7 Responses to “Death of the 5-Page Website”

  1. I think that sooner or later people involved in ebusiness eventually need to learn some of the basics of web development design. The key is where to draw the line. They key is staying focus on business marketing rather than technical. Additionally I you need to be more specific on CMS; briefly recommend and distiguish between the different CMS available: WordPress, Drupal, etc.

    Good article.

  2. Praises for this post, I will append this web site to my links, my friend just stated to me about this as of recent. Thanks again

  3. Don’t you think a well done point of presence site is better than nothing? Especially, if you get this listed in local search?

    Small business owners often ask me about web sites. I typically tell them to either have a simple 5 page type site (who, what, when, where, contact) or they need to buy-in completely to web marketing. If you go half way, with a blog updated randomly, partial event postings, outdated information, then your business looks unprofessional and the site becomes a detractor.

    I recently went to a seafood restaurant based on their online menu. Only to find when I arrived, that they had done away with all grilled items and only had fried items now. They failed to maintain their 5 page site. As a result, I was doubly disappointed. Not only did I find the menu not to my liking but felt I was deceived in getting me there in the first place. Had their site been current, I would have never gone to begin with and they would have neutral potential customer rather than an unhappy one.

  4. admin says:

    Jeff, Thank you for your reply. My concern and reason for writing this article was not the number of pages but how some web developers develop websites. Consumers who don’t realize what they’re asking for often get just what they ask for with no guidance on what they may need for growth.

    Your story about the seafood restaurant is a perfect example. They may have hired someone to create that site who never gave them the tools to edit the site themselves and therefore left up an old menu. This happens so often because an owner’s hands are tied because they didn’t work with someone who gave them the right tools.

    Whether you want to move beyond 5 pages or not, new businesses entering the web, should know they need the tools to grow (invest in function) and not be locked out of managing a website themselves. Once someone begins managing their own website they begin to see the value of the investment.

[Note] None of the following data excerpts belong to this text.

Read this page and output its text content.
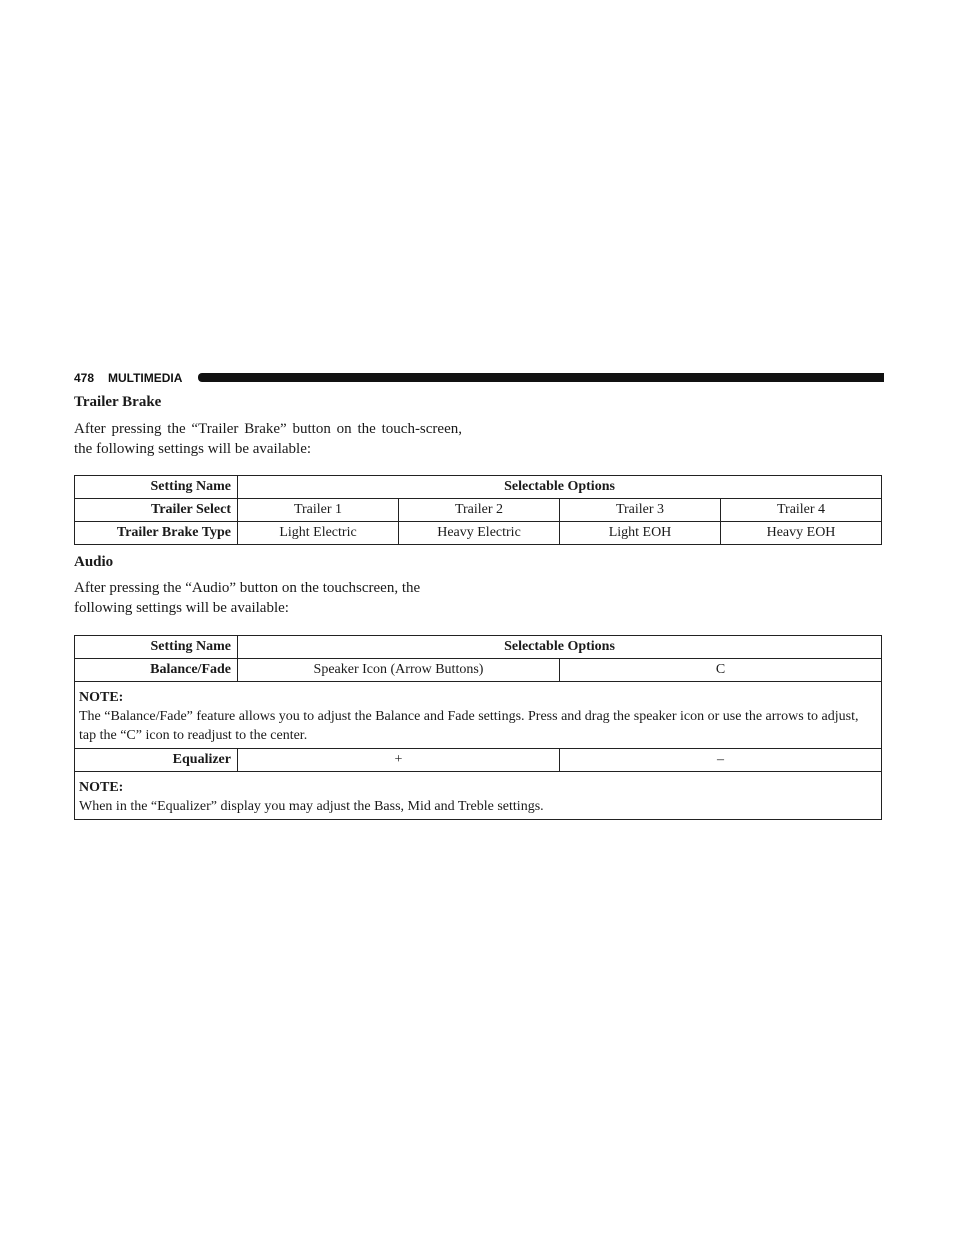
478 MULTIMEDIA
Trailer Brake
After pressing the “Trailer Brake” button on the touch-screen, the following settings will be available:
Setting Name	Selectable Options			
Trailer Select	Trailer 1	Trailer 2	Trailer 3	Trailer 4
Trailer Brake Type	Light Electric	Heavy Electric	Light EOH	Heavy EOH
Audio
After pressing the “Audio” button on the touchscreen, the
following settings will be available:
Setting Name	Selectable Options	
Balance/Fade	Speaker Icon (Arrow Buttons)	C

NOTE:
The “Balance/Fade” feature allows you to adjust the Balance and Fade settings. Press and drag the speaker icon or use the arrows to adjust, tap the “C” icon to readjust to the center.		
Equalizer	+	–

NOTE:
When in the “Equalizer” display you may adjust the Bass, Mid and Treble settings.		
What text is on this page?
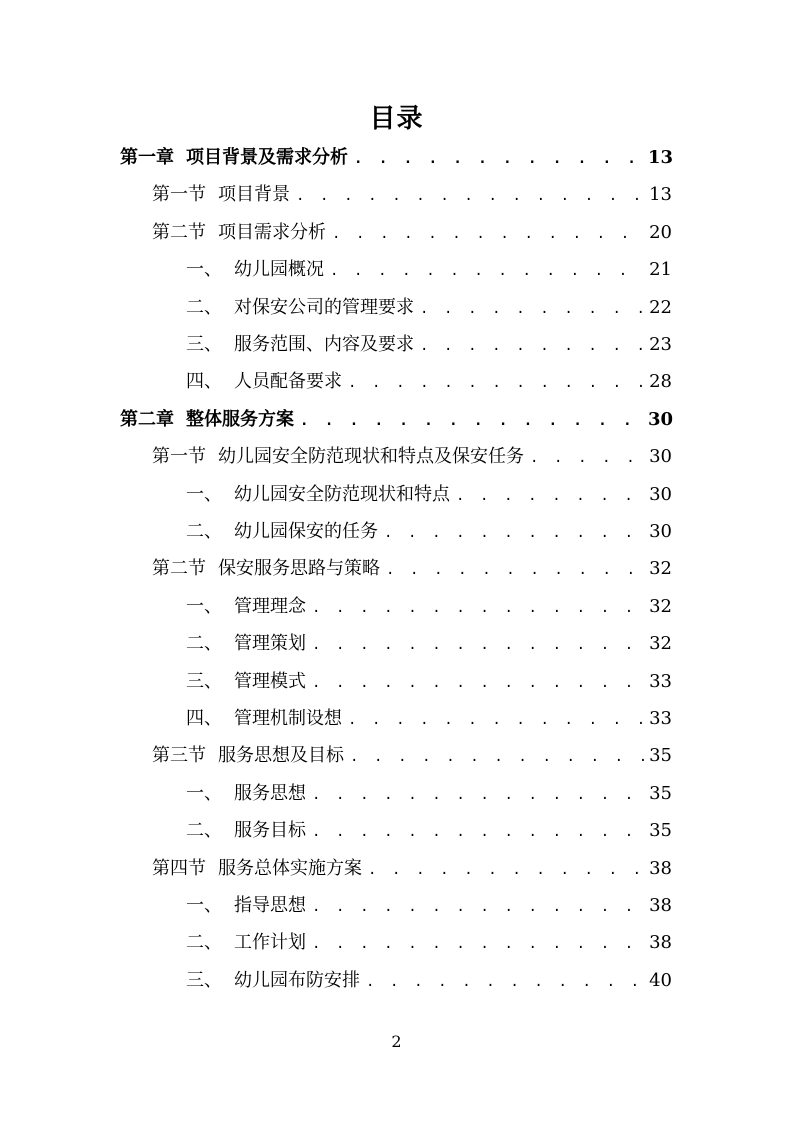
目录
第一章 项目背景及需求分析 . . .	13
第一节 项目背景 . . .	13
第二节 项目需求分析 . . .	20
一、 幼儿园概况 . . .	21
二、 对保安公司的管理要求 . . .	22
三、 服务范围、内容及要求 . . .	23
四、 人员配备要求 . . .	28
第二章 整体服务方案 . . .	30
第一节 幼儿园安全防范现状和特点及保安任务 . . .	30
一、 幼儿园安全防范现状和特点 . . .	30
二、 幼儿园保安的任务 . . .	30
第二节 保安服务思路与策略 . . .	32
一、 管理理念 . . .	32
二、 管理策划 . . .	32
三、 管理模式 . . .	33
四、 管理机制设想 . . .	33
第三节 服务思想及目标 . . .	35
一、 服务思想 . . .	35
二、 服务目标 . . .	35
第四节 服务总体实施方案 . . .	38
一、 指导思想 . . .	38
二、 工作计划 . . .	38
三、 幼儿园布防安排 . . .	40
2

    Thank you again for your great comment.

  5. Jess McCluskey says:

    Hi – Would you be able to, as the first response mentioned, briefly recommend and distiguish between the different CMS available: WordPress, Drupal, etc.

    Thank you, great article.

  6. admin says:

    Jess,

    We often advise our clients to figure out what they want out of their website first before choosing the CMS to build it in. Each CMS has different pros and cons and you want to make sure that your site will function the way you’d like while also being easy to edit. Consulting with your web developer will help you to figure out which CMS is best for you.

    Thank for you the suggestion about distinguishing between the different CMS systems. I will be sure to write a blog post about this!

  7. I am impressed by the caliber of information and facts on this site.